Determine node address

+2 votes
I have been able to create two separate VM instances containing multichain servers. After creating a chain on first instance, the next order of instructions is "multichaind chain1@<IP Address>:<Port>" on the second server, which provides instructional text on the console along with the second server's node address. I have been trying to use the multichain JSON-RPC for creating a thin client wrapper for all multichain-cli commands.

Is there a way using the JSON-RPC calls to run the above instruction (multichaind) from the second server, without having to enter it on the console?
asked Jan 11, 2016 by skarred14

1 Answer

+4 votes
You cannot use JSON RPC until you have connected your second node to the first node. When you run the above mentioned code on your second node, it will show your nodes address. Take that address and use it to grant send/receive/mine permissions from the first node.

Once granted, connect to the first node from the second with 'multichaind chainname --daemon'

Then decide which server you want to use for the JSON RPC calls. Checkout '~./multichain/chainname/multichain.conf && params.dat'

Be sure to enable RPC connections from non-localhost. Then take your RPC username and password from one of those docs, you will need it to connect from.

Checkout my explorer (work in progress) for my Multichain-based blockchain. Check app/services/bitcoin_rpc.rb for connection info with RPC. Then check app/controllers/sessions_controller.rb for how the RPC calls are made.

http://github.com/padchain/explorer

Hope this helps!
answered Jan 11, 2016 by mreichardt
Thanks for your comment and a helpful guide. I am able to connect using the command sequence that you have listed.
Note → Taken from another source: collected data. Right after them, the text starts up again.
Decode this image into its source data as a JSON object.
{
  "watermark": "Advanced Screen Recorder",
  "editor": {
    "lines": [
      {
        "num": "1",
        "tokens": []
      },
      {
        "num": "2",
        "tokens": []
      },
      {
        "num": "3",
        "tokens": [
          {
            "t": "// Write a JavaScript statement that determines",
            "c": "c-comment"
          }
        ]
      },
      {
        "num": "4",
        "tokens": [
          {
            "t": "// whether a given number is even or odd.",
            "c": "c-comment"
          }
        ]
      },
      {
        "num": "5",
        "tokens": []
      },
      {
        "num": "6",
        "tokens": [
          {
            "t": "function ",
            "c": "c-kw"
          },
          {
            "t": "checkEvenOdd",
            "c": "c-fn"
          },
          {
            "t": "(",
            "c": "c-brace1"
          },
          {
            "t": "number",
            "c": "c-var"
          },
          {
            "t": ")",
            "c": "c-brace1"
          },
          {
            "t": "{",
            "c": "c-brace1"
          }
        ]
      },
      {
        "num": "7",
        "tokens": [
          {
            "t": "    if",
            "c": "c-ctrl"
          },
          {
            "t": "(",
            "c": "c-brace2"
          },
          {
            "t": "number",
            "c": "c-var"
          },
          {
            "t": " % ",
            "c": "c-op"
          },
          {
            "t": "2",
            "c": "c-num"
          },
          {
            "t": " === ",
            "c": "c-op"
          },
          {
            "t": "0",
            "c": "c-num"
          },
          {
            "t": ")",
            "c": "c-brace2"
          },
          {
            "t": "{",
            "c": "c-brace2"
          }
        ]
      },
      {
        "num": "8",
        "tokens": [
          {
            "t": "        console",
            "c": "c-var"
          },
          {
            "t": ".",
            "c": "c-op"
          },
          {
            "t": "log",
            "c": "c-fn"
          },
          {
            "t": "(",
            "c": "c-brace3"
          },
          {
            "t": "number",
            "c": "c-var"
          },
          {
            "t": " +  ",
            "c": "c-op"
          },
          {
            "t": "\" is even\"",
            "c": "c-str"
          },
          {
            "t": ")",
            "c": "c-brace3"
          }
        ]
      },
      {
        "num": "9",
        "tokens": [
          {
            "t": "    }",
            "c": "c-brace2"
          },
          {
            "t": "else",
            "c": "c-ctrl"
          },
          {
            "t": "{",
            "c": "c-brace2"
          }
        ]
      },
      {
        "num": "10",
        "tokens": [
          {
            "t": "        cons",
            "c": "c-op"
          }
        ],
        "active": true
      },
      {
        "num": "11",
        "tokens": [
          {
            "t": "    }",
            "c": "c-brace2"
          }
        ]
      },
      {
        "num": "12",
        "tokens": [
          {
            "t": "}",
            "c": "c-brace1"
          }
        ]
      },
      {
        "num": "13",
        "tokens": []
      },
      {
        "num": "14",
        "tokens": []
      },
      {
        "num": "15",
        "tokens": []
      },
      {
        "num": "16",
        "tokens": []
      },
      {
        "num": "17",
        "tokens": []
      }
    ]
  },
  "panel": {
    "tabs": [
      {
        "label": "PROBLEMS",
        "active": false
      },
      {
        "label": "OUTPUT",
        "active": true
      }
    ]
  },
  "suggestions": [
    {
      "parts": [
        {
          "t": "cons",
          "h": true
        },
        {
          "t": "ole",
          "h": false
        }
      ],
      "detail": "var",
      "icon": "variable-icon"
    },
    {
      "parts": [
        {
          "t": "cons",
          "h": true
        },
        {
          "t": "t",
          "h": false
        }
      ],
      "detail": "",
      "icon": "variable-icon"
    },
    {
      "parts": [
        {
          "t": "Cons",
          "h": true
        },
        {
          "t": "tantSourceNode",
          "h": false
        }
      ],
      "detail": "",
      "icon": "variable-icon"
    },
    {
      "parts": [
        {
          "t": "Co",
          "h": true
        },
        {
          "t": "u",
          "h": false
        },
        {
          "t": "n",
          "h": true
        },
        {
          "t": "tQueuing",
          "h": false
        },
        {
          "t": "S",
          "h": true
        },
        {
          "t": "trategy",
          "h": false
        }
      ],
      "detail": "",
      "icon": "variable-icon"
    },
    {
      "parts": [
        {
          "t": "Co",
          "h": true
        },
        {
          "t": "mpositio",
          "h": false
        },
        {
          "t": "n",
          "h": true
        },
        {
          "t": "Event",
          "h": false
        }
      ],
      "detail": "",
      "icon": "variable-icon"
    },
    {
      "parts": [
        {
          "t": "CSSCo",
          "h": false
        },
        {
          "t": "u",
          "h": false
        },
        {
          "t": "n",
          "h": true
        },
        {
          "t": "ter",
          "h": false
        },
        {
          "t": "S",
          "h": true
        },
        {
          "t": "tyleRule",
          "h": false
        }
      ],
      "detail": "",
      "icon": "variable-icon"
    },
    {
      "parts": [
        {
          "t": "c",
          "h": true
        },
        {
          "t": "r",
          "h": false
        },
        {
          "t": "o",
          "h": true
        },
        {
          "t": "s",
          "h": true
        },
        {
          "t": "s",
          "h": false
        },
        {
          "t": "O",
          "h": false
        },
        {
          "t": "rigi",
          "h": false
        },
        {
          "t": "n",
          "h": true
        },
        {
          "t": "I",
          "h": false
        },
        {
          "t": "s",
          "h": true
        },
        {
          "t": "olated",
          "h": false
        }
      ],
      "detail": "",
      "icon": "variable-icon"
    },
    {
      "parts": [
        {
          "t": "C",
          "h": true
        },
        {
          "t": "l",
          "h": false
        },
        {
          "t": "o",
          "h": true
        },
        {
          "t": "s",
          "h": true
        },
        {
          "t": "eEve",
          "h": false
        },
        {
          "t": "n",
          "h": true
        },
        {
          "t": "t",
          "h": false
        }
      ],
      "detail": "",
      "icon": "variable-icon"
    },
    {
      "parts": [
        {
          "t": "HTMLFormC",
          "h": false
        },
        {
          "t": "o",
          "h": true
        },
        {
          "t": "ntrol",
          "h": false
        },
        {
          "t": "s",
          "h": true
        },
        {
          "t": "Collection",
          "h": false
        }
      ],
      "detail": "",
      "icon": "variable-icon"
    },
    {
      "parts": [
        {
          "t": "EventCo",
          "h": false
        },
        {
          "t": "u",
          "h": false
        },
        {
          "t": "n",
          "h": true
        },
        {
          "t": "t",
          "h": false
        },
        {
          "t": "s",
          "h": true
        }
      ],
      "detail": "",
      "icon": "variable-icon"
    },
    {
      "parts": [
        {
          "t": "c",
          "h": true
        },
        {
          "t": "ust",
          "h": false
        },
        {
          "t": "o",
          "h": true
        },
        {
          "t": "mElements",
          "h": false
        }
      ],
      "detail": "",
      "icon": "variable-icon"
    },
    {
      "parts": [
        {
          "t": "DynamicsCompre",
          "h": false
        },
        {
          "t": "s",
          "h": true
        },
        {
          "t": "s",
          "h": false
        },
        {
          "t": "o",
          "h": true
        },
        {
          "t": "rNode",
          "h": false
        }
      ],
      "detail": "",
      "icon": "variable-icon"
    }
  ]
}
Leveraging JSON-RPC calls as a replacement for most of the multichain-cli calls is what I have been able to establish using C#. However, I was wondering if there is a way to make similar daemon calls programmatically similar to -cli calls
The only RPC calls you can make are relating to multichain-cli calls. Multichaind does not have this possibility.

If my answer helped you sufficiently, which think it has, please select it as a answer :).